The implications are tangible for everyday Europeans. A retiree in Prague indicated to local councillors that her apartment block, built in the 1960s, could be retrofitted with better insulation and community spaces instead of demolished. She pointed to HouseEurope !’s model for discussion. A developer in Valencia cited the initiative for using restored heritage buildings as affordable student housing, leveraging tax incentives rather than tearing them down.
Critics warn that legislative proposals like tax relief or revised asset valuation require political will. Still, the process is underway: campaigns, events in Brussels, and public hearings by 21 October 2025 in the EU’s capital are planned . Meanwhile local governments—from Belgium’s VAi-supported team to Germany’s touring exhibitions—are building pressure.
The story gains emotional texture through community voices. One grandmother from Amsterdam tearfully shared how saving her family home didn’t just preserve memories—it restored a sense of rootedness, anchoring three generations under one roof. These personal narrations bring abstraction into focus, showing what is at stake: identity, climate resilience, and intergenerational equity.
Inside the professional world, architects and urban planners increasingly reference HouseEurope ! when drafting proposals. Academics at ETH Zurich, where co‑initiator Engel teaches, are building classes around this civic model. Students learn not just design, but policy drafting, cultural mobilization, and signature campaigning—skills architects need in volatile times.
The award’s ripple effects also energize future architectural generations. During the OBEL Awards ceremony, Professor Nathalie de Vries spoke directly to young practitioners: architecture is more than buildings. It is ideas, systems, citizenship. That message resonated widely—across design studios, public forums, and European planning offices.

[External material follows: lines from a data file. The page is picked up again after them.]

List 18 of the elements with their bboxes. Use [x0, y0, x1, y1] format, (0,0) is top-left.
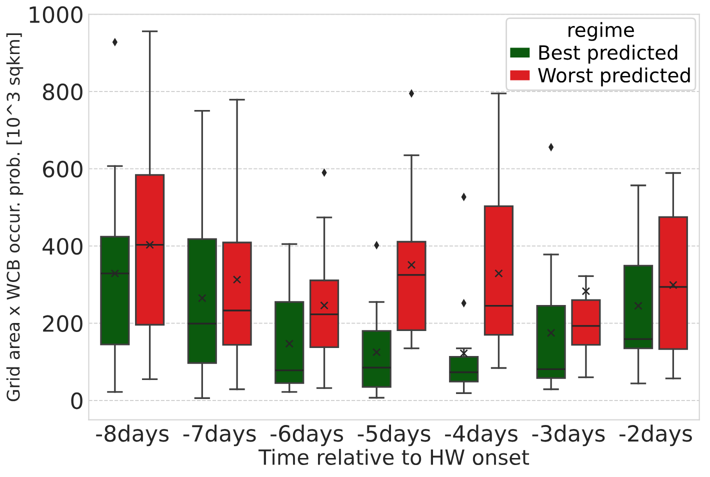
y-tick-label: 400 — [42, 238, 82, 255]
x-tick-label: -8days — [96, 424, 169, 446]
legend-title: regime — [568, 22, 634, 41]
y-tick-label: 0 — [71, 392, 82, 410]
x-tick-label: -3days — [532, 424, 605, 446]
y-tick-label: 200 — [43, 315, 82, 332]
x-tick-label: -5days — [358, 424, 430, 446]
y-tick-label: 1000 — [30, 6, 82, 24]
x-tick-label: -7days — [183, 424, 256, 446]
legend-label: Worst predicted — [538, 68, 690, 86]
x-axis-title: Time relative to HW onset — [258, 448, 530, 466]
y-tick-label: 800 — [42, 83, 82, 100]
legend-label: Best predicted — [539, 44, 678, 64]
x-tick-label: -6days — [270, 424, 344, 446]
x-tick-label: -4days — [445, 424, 518, 446]
x-tick-label: -2days — [620, 424, 692, 446]
y-tick-label: 600 — [43, 160, 82, 178]
y-axis-title: Grid area x WCB occur. prob. [10^3 sqkm] — [6, 33, 24, 402]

As HouseEurope ! approaches its signature threshold, it exemplifies how policy-driven architecture can influence markets too. Financial speculators, who often favor demolition and new builds, face a shift. If renovation becomes as easy, affordable, and socially valued, investment patterns may realign—fostering a construction economy rooted in regeneration, not erasure.
Yet, reaching the milestone remains a challenge. The timeline is tight, opposition exists, and legal mechanisms remain complex. Citizens must remain engaged. A teacher in Vilnius organized local workshops to encourage signatures and explain VAT reforms and embodied carbon—transforming technical policy language into actionable knowledge. These workshops recreate HouseEurope !’s grassroots DNA: policy work powered by lived experience.
At its core, this award recognizes a simple but powerful idea: architecture extends beyond material design. It is memory, ecology, democracy, and social fabric. HouseEurope ! carries this truth in every signature, story, and converted building. And with the OBEL stamp, its message is louder: architecture is not just where we live—it is how we live together.